Dominique de Villepin et Rachida Dati ont pu prêter serment sans avoir fait d’études d’avocat. Ont-ils bénéficié de passe-droits ?

Absolument pas. Ils ont bénéficié de procédures dérogatoires prévues par la loi. Pour Dominique de Villepin, il s’agit des dispositions de l’article 98 alinéa 4 du décret du 27 novembre 1991 qui permettent aux fonctionnaires de catégorie A titulaires d’une maîtrise en droit ou de l’ancienne licence en droit de devenir avocat. Et, pour Rachida Dati, les dispositions de l’article 97 alinéa 3 du décret précité qui permet aux magistrats de l’ordre judiciaire de s’inscrire au barreau en étant dispensés de la condition de diplôme prévue par la loi (maîtrise de droit) et sans avoir suivi la formation du CAPA (certificat d'aptitude à la profession d'avocat). En effet, certains professionnels peuvent, sur justifications de leur diplôme et/ou de leur pratique professionnelle, de huit ou cinq ans selon les cas, être dispensés du CAPA. Les demandes d’inscription d’hommes politiques sont rares.

Le flux principal provient des juristes d’entreprise. Certains ont perdu leur travail et le font par nécessité. Ils pensent qu’en devenant avocat, et donc en se mettant à leur compte, ils pourront ainsi gagner leur vie. D’autres, et c’est la plus grande majorité, y ont recours après avoir acquis une expérience au sein de services juridiques, expérience qu’ils apportent à un cabinet qu’ils intègrent. Il y a également des cadres des services des impôts en retraite qui souhaitent créer leur activité en devenant avocat fiscaliste.

En revanche, nous n’avons qu’une demande par an environ émanant de professeurs d’université. Ils sont assez frileux, pourtant ils peuvent tout à fait rester enseignant et développer une activité d’avocat en parallèle. La crise ne favorise sans doute pas les demandes.

« Il est dommage que si peu d’universitaires demandent à prêter serment pour devenir avocat »

Nous rejetons en moyenne une demande sur quatre, ce qui n’est pas énorme. Ainsi, sur 21.500 avocats du barreau de Paris, une centaine sont inscrits chaque année sur la base des dispositions dérogatoires. Mais c’est normal, devenir avocat demande certains sacrifices, c’est un investissement. Ainsi, on ne peut pas devenir avocat, qui est une profession indépendante, et diriger une société commerciale, et l’on doit être mis en congé de son statut de fonctionnaire, hormis les enseignants, qui sont autorisés à poursuivre parallèlement l'exercice de leur profession. C’est un pari sur l’avenir.

Quelles professions peuvent demander à devenir avocat ?

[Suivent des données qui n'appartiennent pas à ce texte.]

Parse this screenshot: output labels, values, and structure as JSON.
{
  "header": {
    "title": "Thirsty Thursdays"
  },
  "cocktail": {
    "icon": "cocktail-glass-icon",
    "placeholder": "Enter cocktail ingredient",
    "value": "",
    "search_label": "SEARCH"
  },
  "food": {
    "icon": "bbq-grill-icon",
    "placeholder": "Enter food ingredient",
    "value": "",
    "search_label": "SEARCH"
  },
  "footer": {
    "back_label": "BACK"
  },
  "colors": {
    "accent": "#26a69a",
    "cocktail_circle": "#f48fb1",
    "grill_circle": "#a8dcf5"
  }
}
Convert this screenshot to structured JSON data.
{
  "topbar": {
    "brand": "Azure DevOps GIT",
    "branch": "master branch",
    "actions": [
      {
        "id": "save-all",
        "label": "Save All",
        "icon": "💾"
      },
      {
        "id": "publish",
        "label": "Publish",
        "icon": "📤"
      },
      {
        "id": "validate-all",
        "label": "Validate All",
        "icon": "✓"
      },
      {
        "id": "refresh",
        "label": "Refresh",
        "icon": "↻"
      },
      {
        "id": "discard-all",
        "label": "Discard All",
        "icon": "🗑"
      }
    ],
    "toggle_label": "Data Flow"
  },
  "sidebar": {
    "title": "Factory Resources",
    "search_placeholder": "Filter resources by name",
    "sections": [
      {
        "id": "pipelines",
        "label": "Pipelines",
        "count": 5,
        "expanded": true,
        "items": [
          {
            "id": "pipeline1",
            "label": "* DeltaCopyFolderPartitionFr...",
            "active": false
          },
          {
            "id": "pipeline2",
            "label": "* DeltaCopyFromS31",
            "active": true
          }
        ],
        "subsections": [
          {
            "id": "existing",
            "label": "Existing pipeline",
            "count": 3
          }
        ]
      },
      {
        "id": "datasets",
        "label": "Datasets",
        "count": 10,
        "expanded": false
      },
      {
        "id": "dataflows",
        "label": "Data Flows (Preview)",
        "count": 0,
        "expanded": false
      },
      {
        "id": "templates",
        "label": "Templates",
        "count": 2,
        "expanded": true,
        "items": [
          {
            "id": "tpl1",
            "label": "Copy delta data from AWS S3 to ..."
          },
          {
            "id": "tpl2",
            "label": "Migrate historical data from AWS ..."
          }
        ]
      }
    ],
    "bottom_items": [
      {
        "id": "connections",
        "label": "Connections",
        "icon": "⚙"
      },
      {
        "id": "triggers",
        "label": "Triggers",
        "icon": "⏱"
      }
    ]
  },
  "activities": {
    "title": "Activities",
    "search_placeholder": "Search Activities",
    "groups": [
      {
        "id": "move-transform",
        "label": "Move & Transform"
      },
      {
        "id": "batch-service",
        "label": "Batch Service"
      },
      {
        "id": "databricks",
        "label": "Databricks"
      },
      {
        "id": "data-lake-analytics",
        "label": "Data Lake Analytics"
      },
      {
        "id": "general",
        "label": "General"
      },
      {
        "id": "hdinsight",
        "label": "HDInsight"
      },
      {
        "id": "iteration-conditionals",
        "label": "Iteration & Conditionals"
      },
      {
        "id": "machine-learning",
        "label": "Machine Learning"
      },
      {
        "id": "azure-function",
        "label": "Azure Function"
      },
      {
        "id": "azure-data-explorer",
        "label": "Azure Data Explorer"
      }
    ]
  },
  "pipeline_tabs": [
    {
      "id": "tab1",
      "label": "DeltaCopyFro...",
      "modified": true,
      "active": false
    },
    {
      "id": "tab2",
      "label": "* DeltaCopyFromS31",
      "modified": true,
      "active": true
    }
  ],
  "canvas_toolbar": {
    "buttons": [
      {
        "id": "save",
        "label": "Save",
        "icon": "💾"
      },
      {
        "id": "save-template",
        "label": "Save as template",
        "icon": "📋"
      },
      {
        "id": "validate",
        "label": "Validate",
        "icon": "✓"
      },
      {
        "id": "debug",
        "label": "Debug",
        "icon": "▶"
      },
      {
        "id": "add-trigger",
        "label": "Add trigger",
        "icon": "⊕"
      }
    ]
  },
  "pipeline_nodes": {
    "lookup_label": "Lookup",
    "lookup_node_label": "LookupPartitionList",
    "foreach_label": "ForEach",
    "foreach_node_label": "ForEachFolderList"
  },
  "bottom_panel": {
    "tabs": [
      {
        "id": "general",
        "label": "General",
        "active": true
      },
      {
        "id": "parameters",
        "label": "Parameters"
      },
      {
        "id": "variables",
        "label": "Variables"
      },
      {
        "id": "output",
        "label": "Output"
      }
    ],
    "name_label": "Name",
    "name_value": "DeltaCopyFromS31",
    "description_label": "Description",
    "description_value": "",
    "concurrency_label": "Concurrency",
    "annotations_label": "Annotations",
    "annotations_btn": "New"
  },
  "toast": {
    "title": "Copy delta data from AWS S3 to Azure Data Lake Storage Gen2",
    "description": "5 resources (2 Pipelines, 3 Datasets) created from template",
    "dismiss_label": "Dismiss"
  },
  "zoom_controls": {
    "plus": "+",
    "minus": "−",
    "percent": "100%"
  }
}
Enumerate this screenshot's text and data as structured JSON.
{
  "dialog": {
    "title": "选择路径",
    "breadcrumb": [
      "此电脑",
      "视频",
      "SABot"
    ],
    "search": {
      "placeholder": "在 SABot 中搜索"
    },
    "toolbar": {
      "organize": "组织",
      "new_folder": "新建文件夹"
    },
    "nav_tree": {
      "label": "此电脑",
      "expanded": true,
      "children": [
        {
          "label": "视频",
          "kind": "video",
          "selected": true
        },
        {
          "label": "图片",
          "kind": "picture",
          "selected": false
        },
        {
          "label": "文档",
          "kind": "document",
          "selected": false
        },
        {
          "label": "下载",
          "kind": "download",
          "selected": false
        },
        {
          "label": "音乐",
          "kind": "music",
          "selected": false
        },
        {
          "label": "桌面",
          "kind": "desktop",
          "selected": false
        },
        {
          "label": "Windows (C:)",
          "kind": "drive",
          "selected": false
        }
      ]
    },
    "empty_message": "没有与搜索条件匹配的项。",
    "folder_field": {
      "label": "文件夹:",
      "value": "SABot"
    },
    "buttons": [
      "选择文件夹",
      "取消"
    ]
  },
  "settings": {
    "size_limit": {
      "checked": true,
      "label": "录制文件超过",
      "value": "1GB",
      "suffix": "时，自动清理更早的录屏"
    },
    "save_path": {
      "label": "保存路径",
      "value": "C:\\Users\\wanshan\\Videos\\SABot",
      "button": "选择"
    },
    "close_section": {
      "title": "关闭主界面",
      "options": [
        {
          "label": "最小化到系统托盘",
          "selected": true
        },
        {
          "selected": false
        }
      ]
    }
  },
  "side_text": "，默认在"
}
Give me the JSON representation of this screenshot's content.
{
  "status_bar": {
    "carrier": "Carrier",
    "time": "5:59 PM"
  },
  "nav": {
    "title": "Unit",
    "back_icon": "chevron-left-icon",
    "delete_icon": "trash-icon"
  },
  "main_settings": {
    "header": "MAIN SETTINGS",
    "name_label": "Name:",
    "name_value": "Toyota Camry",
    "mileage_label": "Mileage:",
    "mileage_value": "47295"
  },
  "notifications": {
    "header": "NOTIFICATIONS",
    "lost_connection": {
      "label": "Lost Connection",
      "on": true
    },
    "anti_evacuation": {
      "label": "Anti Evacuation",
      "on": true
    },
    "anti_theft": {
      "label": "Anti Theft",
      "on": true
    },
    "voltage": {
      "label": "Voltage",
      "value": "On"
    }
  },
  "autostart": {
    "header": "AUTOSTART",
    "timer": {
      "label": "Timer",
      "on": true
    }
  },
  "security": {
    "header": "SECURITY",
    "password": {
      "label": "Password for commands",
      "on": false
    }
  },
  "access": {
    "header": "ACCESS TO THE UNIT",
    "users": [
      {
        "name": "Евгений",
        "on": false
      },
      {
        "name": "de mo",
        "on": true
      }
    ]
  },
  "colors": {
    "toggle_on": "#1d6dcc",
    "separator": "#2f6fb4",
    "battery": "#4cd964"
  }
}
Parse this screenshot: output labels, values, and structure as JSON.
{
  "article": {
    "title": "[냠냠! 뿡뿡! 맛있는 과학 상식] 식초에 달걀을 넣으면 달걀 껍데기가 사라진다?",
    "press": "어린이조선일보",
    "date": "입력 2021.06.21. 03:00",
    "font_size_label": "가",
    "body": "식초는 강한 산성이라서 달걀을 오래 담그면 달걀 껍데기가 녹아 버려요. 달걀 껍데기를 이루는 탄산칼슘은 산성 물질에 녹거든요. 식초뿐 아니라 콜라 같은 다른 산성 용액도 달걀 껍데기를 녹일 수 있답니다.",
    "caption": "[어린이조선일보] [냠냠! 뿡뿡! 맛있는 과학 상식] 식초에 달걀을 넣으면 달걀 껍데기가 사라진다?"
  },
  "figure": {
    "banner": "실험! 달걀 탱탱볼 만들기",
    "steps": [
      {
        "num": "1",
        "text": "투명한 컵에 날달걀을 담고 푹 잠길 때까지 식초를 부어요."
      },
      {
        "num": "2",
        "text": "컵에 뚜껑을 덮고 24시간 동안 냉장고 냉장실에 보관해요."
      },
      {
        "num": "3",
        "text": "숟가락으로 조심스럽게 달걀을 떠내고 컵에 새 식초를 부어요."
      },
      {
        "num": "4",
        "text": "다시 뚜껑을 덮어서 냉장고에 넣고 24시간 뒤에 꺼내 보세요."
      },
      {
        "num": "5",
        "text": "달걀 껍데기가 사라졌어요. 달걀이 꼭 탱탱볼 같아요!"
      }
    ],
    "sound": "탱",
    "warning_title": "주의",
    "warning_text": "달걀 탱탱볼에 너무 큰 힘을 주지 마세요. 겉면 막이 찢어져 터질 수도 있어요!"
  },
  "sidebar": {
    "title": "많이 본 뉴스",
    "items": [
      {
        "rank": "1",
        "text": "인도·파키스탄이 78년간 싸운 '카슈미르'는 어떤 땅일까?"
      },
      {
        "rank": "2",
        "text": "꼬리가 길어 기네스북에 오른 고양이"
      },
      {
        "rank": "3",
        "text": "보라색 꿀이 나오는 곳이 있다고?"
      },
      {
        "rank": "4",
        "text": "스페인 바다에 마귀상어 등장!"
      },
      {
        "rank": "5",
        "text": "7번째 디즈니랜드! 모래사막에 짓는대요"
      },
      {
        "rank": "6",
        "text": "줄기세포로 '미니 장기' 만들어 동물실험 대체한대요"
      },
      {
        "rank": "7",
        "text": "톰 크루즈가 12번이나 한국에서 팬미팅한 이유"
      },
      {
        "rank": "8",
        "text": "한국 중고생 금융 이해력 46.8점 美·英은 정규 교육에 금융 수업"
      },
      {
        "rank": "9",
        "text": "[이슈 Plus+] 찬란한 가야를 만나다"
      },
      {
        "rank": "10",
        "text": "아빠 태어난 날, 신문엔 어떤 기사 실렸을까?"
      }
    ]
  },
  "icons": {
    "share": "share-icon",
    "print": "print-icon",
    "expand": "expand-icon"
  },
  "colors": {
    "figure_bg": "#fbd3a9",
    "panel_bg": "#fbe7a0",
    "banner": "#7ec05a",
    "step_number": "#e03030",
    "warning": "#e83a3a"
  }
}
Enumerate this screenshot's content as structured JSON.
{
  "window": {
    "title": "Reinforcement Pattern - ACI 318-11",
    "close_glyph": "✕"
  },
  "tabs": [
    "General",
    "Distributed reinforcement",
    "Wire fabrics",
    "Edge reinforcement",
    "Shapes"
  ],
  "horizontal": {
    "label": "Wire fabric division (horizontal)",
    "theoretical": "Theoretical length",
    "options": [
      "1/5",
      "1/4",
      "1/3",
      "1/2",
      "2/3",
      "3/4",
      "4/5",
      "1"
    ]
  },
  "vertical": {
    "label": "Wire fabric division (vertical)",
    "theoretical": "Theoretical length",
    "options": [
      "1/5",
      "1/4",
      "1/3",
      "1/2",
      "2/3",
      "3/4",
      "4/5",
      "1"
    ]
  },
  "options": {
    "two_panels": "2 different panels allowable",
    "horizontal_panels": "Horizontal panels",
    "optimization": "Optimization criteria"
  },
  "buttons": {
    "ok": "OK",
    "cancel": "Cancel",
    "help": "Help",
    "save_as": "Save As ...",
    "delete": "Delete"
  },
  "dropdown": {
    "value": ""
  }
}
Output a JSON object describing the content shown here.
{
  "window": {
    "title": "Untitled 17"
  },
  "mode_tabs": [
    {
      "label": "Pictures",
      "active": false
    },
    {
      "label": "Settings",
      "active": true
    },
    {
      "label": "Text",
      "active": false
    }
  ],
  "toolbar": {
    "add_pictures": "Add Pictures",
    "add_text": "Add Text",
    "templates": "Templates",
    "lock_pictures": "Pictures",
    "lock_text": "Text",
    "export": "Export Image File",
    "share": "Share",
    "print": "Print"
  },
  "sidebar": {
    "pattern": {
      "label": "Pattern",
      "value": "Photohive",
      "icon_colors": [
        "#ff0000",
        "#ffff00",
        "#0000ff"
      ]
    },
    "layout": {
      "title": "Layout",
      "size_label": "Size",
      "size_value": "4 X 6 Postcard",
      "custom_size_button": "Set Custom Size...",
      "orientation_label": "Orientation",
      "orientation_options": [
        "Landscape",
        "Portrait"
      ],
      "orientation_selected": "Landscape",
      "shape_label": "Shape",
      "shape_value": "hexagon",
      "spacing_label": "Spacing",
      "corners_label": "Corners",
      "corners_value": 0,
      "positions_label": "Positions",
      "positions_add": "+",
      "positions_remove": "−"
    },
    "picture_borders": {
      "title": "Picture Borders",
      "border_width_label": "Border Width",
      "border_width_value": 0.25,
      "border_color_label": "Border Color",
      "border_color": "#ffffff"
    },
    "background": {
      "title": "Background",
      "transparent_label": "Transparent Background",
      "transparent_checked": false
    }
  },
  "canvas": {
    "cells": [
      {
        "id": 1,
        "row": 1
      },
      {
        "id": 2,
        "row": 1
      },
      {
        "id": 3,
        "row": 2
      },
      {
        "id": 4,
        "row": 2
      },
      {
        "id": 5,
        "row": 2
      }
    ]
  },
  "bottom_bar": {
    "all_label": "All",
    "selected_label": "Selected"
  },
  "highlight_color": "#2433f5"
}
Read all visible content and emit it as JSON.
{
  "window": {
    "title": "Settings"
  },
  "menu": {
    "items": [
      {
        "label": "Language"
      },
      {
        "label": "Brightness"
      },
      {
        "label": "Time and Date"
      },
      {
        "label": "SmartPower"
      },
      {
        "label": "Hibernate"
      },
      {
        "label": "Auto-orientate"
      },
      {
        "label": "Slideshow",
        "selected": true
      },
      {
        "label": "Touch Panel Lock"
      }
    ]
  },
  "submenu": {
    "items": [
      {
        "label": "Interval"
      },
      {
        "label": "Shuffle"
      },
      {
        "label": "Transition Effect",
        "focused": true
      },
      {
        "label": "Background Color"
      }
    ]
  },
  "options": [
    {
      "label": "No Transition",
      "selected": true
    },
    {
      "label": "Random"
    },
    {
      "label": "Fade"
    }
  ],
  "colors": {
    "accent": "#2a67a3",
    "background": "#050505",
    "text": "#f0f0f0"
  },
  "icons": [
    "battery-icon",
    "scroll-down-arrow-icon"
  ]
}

Certaines professions sont dispensées de la condition de diplôme (maîtrise de droit) et de la formation théorique et pratique du CAPA. Il s’agit des magistrats et des membres et anciens membres du Conseil d'État et des membres et anciens membres du corps des tribunaux administratifs et des cours administratives d'appel ; des magistrats et anciens magistrats de la Cour des comptes, des chambres régionales des comptes et des chambres territoriales des comptes de la Polynésie française et de la Nouvelle-Calédonie ; des magistrats et anciens magistrats de l'ordre judiciaire et des professeurs d'université chargés d'un enseignement juridique ; des avocats au Conseil d'État et à la Cour de cassation ; des avoués près les cours d'appel ; des anciens avocats inscrits à un barreau français et des anciens conseils juridiques.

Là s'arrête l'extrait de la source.